There is a major risk that mercury has accumulated in the drain pipes of dental care facilities, particularly where dental care has been conducted prior to the demand for amalgam separators and where old separators with poor function have been used. Mercury emissions from drain pipes to sewers and wastewater remain a hazard. The quantity of mercury contained in people´s mouths in the EU Member States has been estimated to over 1000 tonnes. Approximately 25 percent of dental care facilities within the EU lack amalgam separators according to a study. (Source: Study on the potential for reducing mercury pollution from dental amalgam and batteries”, BIO Intelligence Service, European Commission, 2012).
The toxicity of mercury depends on the chemical state of the element. When in the shape of amalgam, the mercury is bound firmly and as a dental filling it has proven well suited for many. The most hazardous state of mercury is methylmercury, a toxicant which can be ingested through diet, transferred from mothers to fetuses and pass the blood-brain barrier. Methylmercury is formed when metallic mercury reacts with aquatic microbes in soil, lakes, oceans and sediment.

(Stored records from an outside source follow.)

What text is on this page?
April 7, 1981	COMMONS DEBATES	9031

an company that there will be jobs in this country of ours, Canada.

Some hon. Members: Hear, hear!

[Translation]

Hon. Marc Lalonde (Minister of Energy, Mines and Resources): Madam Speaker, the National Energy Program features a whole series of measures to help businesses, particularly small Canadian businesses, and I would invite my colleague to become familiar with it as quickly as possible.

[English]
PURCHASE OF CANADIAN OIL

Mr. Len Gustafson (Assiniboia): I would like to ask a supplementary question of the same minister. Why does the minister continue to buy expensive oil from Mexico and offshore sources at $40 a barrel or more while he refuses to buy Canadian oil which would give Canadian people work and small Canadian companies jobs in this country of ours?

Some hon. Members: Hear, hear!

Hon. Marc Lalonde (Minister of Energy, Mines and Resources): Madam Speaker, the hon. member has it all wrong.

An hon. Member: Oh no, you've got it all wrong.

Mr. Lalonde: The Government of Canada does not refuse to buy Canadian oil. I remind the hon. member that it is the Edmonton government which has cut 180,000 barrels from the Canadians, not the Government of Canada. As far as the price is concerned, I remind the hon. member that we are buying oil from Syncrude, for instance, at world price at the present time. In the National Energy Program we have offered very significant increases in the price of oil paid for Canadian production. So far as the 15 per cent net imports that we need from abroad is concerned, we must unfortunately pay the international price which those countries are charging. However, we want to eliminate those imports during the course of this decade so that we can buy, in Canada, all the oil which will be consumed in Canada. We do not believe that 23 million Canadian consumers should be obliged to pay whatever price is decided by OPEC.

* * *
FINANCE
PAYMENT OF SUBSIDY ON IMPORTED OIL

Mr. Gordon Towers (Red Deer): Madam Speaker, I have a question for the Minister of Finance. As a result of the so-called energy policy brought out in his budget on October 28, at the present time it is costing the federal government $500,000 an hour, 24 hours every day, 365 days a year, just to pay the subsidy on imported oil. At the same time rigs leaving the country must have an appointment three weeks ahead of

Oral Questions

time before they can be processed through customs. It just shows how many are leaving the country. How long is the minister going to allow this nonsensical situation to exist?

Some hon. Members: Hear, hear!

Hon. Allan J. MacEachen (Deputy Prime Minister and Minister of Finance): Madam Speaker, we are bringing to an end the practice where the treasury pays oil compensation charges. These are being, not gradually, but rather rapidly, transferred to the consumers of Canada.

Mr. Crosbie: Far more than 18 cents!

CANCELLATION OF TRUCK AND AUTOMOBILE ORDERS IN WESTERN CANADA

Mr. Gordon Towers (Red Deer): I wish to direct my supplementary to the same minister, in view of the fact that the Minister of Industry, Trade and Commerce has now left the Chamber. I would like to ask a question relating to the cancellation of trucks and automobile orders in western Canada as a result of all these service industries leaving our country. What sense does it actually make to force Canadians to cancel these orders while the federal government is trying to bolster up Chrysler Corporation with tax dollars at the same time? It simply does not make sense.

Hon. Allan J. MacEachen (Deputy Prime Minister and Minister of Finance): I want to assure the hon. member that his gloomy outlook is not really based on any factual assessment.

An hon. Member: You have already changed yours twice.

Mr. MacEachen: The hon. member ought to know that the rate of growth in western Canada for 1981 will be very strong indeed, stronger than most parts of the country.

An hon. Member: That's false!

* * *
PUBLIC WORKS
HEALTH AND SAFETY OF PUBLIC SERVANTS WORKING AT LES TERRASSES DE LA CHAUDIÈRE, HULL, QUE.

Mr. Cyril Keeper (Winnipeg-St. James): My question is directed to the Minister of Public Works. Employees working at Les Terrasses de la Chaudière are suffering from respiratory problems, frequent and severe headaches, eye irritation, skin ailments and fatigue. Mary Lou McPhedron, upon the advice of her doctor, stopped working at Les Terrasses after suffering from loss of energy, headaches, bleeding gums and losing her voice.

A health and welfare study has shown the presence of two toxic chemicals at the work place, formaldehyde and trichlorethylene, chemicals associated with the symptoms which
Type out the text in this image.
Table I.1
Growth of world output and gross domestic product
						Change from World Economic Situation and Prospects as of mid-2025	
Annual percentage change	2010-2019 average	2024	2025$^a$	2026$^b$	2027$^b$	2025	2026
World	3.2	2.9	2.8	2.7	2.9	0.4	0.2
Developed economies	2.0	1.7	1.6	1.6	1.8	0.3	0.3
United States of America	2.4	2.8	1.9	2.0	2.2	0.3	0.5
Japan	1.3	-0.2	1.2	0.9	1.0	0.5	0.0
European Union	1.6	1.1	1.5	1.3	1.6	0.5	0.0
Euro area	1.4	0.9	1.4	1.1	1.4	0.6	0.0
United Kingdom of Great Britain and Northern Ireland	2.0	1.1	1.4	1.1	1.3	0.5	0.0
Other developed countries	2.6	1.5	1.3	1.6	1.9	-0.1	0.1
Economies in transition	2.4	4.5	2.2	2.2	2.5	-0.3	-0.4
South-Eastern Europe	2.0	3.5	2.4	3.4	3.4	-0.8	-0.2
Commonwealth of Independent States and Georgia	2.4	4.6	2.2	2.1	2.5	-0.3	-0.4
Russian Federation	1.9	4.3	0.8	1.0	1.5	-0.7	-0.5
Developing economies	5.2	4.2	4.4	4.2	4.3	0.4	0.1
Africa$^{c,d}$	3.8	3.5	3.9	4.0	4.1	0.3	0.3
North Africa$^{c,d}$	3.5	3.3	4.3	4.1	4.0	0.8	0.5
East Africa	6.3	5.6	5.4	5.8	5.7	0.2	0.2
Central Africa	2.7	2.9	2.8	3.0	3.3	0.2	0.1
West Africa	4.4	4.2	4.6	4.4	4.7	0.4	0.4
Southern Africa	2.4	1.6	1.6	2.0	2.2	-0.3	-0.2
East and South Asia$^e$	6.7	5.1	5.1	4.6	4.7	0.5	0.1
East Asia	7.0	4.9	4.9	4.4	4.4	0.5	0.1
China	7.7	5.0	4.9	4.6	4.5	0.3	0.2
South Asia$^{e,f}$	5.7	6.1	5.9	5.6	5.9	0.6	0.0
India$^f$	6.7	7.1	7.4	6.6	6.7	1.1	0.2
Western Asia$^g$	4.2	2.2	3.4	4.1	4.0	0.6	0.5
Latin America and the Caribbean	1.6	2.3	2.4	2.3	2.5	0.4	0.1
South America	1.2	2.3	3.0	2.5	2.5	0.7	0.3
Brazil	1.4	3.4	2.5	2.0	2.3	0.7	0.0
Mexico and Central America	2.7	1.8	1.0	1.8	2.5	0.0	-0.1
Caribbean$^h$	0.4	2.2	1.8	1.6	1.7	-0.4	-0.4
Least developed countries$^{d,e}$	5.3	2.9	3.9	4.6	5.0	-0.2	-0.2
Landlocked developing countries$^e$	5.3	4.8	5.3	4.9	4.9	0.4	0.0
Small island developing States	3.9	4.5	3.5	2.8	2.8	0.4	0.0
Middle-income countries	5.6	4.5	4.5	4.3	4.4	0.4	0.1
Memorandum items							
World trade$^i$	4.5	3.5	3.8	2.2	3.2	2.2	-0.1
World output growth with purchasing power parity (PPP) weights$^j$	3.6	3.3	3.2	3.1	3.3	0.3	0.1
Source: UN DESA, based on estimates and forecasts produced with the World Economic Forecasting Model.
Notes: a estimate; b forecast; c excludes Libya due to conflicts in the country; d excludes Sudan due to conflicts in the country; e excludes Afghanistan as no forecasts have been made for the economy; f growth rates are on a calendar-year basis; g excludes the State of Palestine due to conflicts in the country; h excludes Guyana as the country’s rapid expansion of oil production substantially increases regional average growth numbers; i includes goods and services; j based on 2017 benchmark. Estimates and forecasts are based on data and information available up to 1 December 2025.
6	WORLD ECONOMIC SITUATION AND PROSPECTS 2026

Minimizing the emissions of mercury is therefore crucial.
Read more details about the project at the on EU:s web page.
- Develop guidelines for minimizing emissions of mercury from dental amalgam in dental clinics that can initiate or inspire national and EU-wide guidelines.
- Develop more efficient methods for decontamination.
- Increase awareness and know-how on how to reduce emissions of mercury among dental teams, environmental officers and service technicians.
Screenings of suction systems and amalgam separators at dental clinics
Analyze, develop and test methods for decontamination and measurement methods
Develop proposals for national guidelines
Develop an online training tool, workshops and information materials
Dissemination of information and results
A Reference Group has been established to ensure the quality and environmental level of the project and for disseminating information. The Reference Group consists of persons who are affected by the results of the project. They are chosen to represent features that take responsibility for the entire chain, from "the handling of amalgam to clean water" - upstream work (stop dangerous substances at source) to the flourishing lakes and oceans in balance. Representatives from The Swedish Dental Association as well as Swedish authorities; The Swedish River Basin District Authorities, Swedish Environmental Protection Agency and Swedish Chemicals Agency are engaged. Stockholm International Water Institute is also a member of the Reference Group. Nearly all of the members are also engaged in European working groups.
Members in the Reference Group:
Hans Göransson, The Swedish Dental Association
Gerda Kinell, The Swedish River Basin District Authorities
Kristina Svinhufvud, Swedish Environmental Protection Agency
Anna Nylander, Swedish Chemicals Agency
Nicolai Schaaf, Swedish Water House, Stockholm International Water Institute, SIWI
About our partners
Sweden Recycling works with the disposal of mercury-contaminated sludge and other dangerous waste from dental care. Praktikertjänst has an agreement with Sweden Recycling for the treatment of hazardous waste from dental care.
IVL Swedish Environmental Research Institute is a nonprofit research organization that researches and works with the goal of achieving a sustainable society. As a partner in the project, they ensure that the used methods are reliable.